Der Franchise Klima Index. Von links: 2. Halbjahr 2018, 1. Halbjahr 2019, 2. Halbjahr 2019, 1. Halbjahr 2020 (blau). Grafik: Deutscher Franchiseverband

Deutscher Franchiseverband

Positiver Blick in die Zukunft

Auch während der Corona-Krise blickt die Franchisewirtschaft positiv in die Zukunft. Das belegt der Franchise Klima Index (FKI) des Deutschen Franchiseverbands. Hatte der FKI Anfang 2019 seinen bisherigen Höchstwert von 153 Prozent, zeigte er Ende des Jahres weiterhin positive 145 Prozent auf. Aktuell hat sich der FKI im Corona-dominierten 1. Halbjahr 2020 spürbar auf 122 Prozent abgesenkt, bleibt aber im abgeflachten Positivbereich.

„Trotz der aktuellen Ausnahmesituation zeigt sich der FKI stabil und auch die detaillierten Vergleichsmarker deuten auf eine weiterhin eher positive Grundstimmung innerhalb der Franchisesysteme hin“, analysiert Torben Leif Brodersen, Hauptgeschäftsführer Deutscher Franchiseverband. „Was sicherlich auch auf die Branchenvielfalt im Franchising zurückzuführen ist. Denn während die Dienstleistungs- und Handelssektoren scheinbar leicht durch Lockdown und Einschränkungen gekommen sind, hat es die Gastronomie sowie den Freizeitbereich wesentlich stärker getroffen.“

56 Prozent der insgesamt im Franchiseverband organisierten Systeme spüren negative Corona-Auswirkungen. 30 Prozent nehmen diese dagegen positiv wahr und 14 Prozent gaben an, kaum Auswirkungen zu spüren. In der Branchengewichtung verändert sich dieses Bild entsprechend. Im Handel sehen 36,5 Prozent die Auswirkungen negativ, 45,5 Prozent bewerten sie eher positiv und 18 Prozent neutral. Im Dienstleistungssektor spüren hingegen 48 Prozent negative Auswirkungen, 30 Prozent positive, und 22 Prozent nehmen kaum Veränderungen wahr.

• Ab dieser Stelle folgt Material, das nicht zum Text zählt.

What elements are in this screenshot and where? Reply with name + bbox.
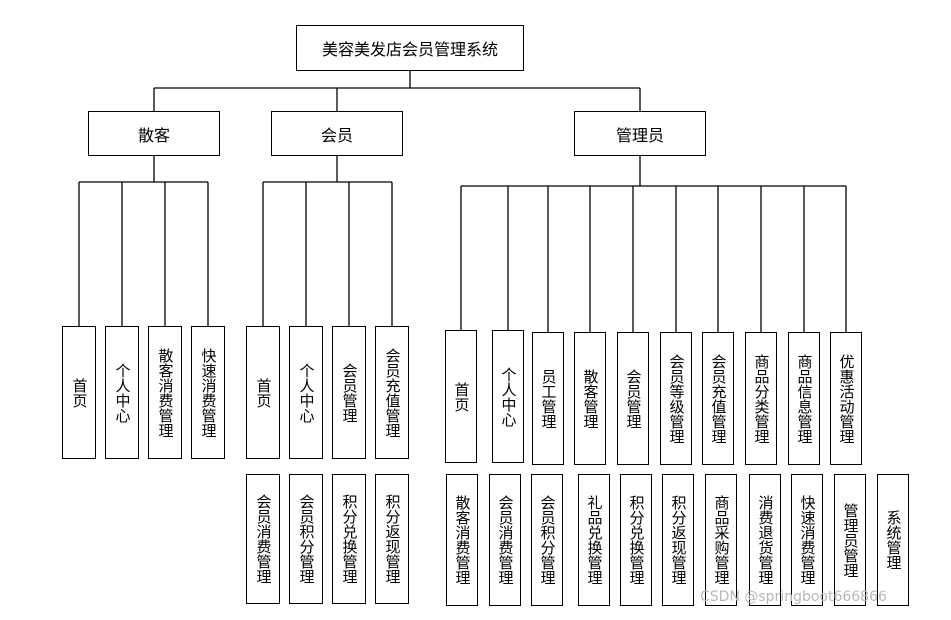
root-node: 美容美发店会员管理系统 [296,25,524,71]
admin-item-product-info: 商品信息管理 [788,332,820,465]
member-item-profile: 个人中心 [289,326,323,459]
admin-item-quick-consumption: 快速消费管理 [791,474,823,606]
member-item-points-exchange: 积分兑换管理 [332,474,366,604]
admin-item-member-levels: 会员等级管理 [660,332,692,465]
group-node-admin: 管理员 [574,111,706,156]
member-item-points: 会员积分管理 [289,474,323,604]
admin-item-system-management: 系统管理 [877,474,909,606]
admin-item-guests: 散客管理 [574,332,606,465]
admin-item-home: 首页 [445,330,477,463]
admin-item-promotions: 优惠活动管理 [830,332,862,465]
admin-item-admin-management: 管理员管理 [834,474,866,606]
guest-item-home: 首页 [62,326,96,459]
admin-item-guest-consumption: 散客消费管理 [446,474,478,606]
guest-item-guest-consumption: 散客消费管理 [148,326,182,459]
admin-item-consumption-returns: 消费退货管理 [749,474,781,606]
member-item-member-management: 会员管理 [332,326,366,459]
group-node-guest: 散客 [88,111,220,156]
admin-item-member-recharge: 会员充值管理 [702,332,734,465]
admin-item-points-cashback: 积分返现管理 [662,474,694,606]
admin-item-points-exchange: 积分兑换管理 [620,474,652,606]
watermark-text: CSDN @springboot666866 [700,589,887,605]
member-item-home: 首页 [246,326,280,459]
member-item-points-cashback: 积分返现管理 [375,474,409,604]
admin-item-profile: 个人中心 [492,330,524,463]
guest-item-profile: 个人中心 [105,326,139,459]
member-item-recharge: 会员充值管理 [375,326,409,459]
admin-item-member-points: 会员积分管理 [531,474,563,606]
admin-item-gift-exchange: 礼品兑换管理 [578,474,610,606]
admin-item-members: 会员管理 [617,332,649,465]
admin-item-product-purchase: 商品采购管理 [705,474,737,606]
group-node-member: 会员 [271,111,403,156]
admin-item-staff: 员工管理 [532,332,564,465]
guest-item-quick-consumption: 快速消费管理 [191,326,225,459]
admin-item-product-categories: 商品分类管理 [745,332,777,465]
admin-item-member-consumption: 会员消费管理 [489,474,521,606]
member-item-consumption: 会员消费管理 [246,474,280,604]
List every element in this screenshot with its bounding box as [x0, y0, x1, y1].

Als größte Herausforderung in der Krise sehen 32 Prozent die Finanzierung/Liquidität, gefolgt von der Leadgenerierung (26 %), der Umsetzung der Abstands- und Hygienemaßnahmen mit 21 Prozent. Ebenso wie die Kategorie Sonstiges, zu der u.a. die deutlich beschränkte Anzahl von Kunden/Gästen, Einschränkungen beim Vertrieb/Kundenservice, Handling von Kurzarbeit bzw. Rückkehr in den Normalbetrieb, Digitalisierung der Prozesse zählen.

64 Prozent der Befragten rechnen in diesem Jahr mit Umsatzeinbrüchen von bis zu 30 Prozent. 23 Prozent erwarten Einbrüche von 31-60 Prozent und bei zehn Prozent liegen die Erwartungen bei 61-100 Prozent.

Als Folge von Krise und Lockdown sehen sich im Schnitt bis zu 10 Prozent der Franchisepartner der befragten Verbandsmitglieder von der Insolvenz bedroht. Um dies zu vermeiden haben 56 Prozent der Franchisezentralen und sogar 81 Prozent der Franchisenehmer Hilfsmaßnahmen wie Corona-Hilfspakete, KfW-Kredite, Soforthilfe des Bundes und der Länder etc. in Anspruch genommen. „Die rasch in die Wege geleiteten Maßnahmen zur Unterstützung sind gut, keine Frage. Wir benötigen aber dringend weitere Signale Richtung Mittelstand - auch über das Jahr 2020 hinaus“, fordert Brodersen. „Wir müssen davon ausgehen, dass uns die Auswirkungen der Corona-Epidemie nicht nur einige Monate, sondern in einigen Branchen vielmehr Jahre beschäftigen wird.

Dennoch bleibt die Stimmung gut. So liegt der Wachstumsindex in der Rubrik Betriebe bei 17 Prozent, einem Plus von vier Prozentpunkten. Die Stimmungslage in Bezug auf die Gewinnung neuer Partner ist um einen Prozentpunkt auf 18 Prozent angestiegen. Und auch die Stimmungslage beim Angestellten-Wachstumsindex hat um vier Prozentpunkte zugelegt.